We will study algorithmic, statistical, and information theoretic tools to understand the fundamentals of data science. Some of the questions we will ask are:
  • How much data do you need? Sample complexity
  • How much time to you need? Computational complexity
  • How much storage do you need? Streaming and space complexity
  • Is the data safe with you? Privacy
  • Can you tolerate noise in the data? Robustness
  • Can you handle distributed data? Communication complexity
Tentative list of topics:
  • Distance between distributions: total variation, kl-divergence, chi-square, etc. Concentration inequalities.

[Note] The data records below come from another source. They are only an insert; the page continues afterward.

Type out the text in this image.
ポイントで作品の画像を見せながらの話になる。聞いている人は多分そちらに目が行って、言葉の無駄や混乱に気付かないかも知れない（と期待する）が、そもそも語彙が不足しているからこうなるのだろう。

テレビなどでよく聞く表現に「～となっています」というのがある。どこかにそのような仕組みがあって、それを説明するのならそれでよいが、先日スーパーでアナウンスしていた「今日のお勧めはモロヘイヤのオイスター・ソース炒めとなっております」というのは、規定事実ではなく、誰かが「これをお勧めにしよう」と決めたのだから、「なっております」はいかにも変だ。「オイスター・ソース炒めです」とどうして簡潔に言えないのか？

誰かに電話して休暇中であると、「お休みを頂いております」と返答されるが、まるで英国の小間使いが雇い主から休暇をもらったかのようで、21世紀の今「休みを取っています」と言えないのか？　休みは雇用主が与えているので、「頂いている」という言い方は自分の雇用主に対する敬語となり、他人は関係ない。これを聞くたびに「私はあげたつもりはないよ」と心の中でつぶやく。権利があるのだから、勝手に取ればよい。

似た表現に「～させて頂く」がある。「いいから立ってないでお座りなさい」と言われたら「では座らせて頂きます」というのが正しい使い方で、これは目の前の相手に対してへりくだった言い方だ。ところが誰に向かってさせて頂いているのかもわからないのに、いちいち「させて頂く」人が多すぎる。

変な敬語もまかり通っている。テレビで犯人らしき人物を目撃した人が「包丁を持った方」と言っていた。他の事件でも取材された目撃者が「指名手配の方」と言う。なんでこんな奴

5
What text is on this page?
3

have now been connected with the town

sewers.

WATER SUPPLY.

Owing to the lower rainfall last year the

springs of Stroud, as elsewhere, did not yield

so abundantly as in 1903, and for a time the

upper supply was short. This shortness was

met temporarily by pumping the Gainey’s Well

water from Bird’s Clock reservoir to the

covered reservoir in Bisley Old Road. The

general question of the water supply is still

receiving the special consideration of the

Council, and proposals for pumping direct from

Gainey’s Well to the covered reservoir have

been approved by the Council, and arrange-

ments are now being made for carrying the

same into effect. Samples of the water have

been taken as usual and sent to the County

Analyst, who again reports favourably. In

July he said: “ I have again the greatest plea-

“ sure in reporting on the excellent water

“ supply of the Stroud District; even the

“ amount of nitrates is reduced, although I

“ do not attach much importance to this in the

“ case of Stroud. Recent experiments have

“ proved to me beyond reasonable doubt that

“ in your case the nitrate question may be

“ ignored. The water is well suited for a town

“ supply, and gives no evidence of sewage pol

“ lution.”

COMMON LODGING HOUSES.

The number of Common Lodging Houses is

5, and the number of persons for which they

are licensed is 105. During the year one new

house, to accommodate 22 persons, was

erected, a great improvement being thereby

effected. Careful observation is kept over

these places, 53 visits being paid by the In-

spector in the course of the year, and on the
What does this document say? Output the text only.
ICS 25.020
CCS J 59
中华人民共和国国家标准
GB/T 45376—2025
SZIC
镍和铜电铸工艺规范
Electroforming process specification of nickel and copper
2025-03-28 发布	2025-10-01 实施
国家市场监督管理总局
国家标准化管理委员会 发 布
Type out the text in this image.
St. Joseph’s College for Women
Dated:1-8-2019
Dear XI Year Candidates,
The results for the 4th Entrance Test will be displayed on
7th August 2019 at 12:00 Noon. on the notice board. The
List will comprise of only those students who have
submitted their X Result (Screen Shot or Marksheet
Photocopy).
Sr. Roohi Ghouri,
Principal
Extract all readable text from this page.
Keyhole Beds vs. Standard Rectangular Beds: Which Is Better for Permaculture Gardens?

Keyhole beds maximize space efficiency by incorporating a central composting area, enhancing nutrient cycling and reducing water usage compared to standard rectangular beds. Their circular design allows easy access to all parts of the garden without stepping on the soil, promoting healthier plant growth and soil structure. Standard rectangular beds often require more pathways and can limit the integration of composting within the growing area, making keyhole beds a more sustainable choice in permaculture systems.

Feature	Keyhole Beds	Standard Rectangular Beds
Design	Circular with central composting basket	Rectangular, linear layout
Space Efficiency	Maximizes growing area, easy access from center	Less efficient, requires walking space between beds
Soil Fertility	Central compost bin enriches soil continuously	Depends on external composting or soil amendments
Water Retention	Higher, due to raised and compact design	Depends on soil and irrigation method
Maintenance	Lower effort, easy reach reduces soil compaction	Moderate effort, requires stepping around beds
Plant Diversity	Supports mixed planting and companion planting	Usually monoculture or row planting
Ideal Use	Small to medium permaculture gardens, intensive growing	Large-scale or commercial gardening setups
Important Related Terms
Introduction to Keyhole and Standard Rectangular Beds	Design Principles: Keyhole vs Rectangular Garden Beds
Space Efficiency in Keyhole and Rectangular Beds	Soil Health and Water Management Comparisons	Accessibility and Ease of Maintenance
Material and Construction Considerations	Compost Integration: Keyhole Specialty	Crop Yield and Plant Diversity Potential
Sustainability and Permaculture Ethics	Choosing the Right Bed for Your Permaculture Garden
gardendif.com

  • Learning discrete distributions
  • Minimax-setting and sample complexity
  • Information theory basics
  • Data compression and learning
  • Fano's Inequality and LeCam's method
  • Gaussian mixtures, metric entropy and covering numbers
  • Little data over ginormous domains and their applications
  • Small sample hypothesis testing
  • Good-Turing probability estimation, missing mass
  • Robustness of statistical algorithms, Huber contamination model, Tukey median
  • Streaming algorithms, memory vs sample complexity
  • Distributed machine learning problems, communication vs sample complexity
  • Privacy and machine learning - samples vs privacy
  • Estimating discrete distribution properties, e.g., entropy estimation, etc.
First few lectures will include preliminaries such as concentration inequalities, and basic information theory.

Follow the Code of academic integrity. Collaboration is allowed in the assignments, copying is not. Acknowledge the discussions and other sources used. Assignments should be submitted before the deadline.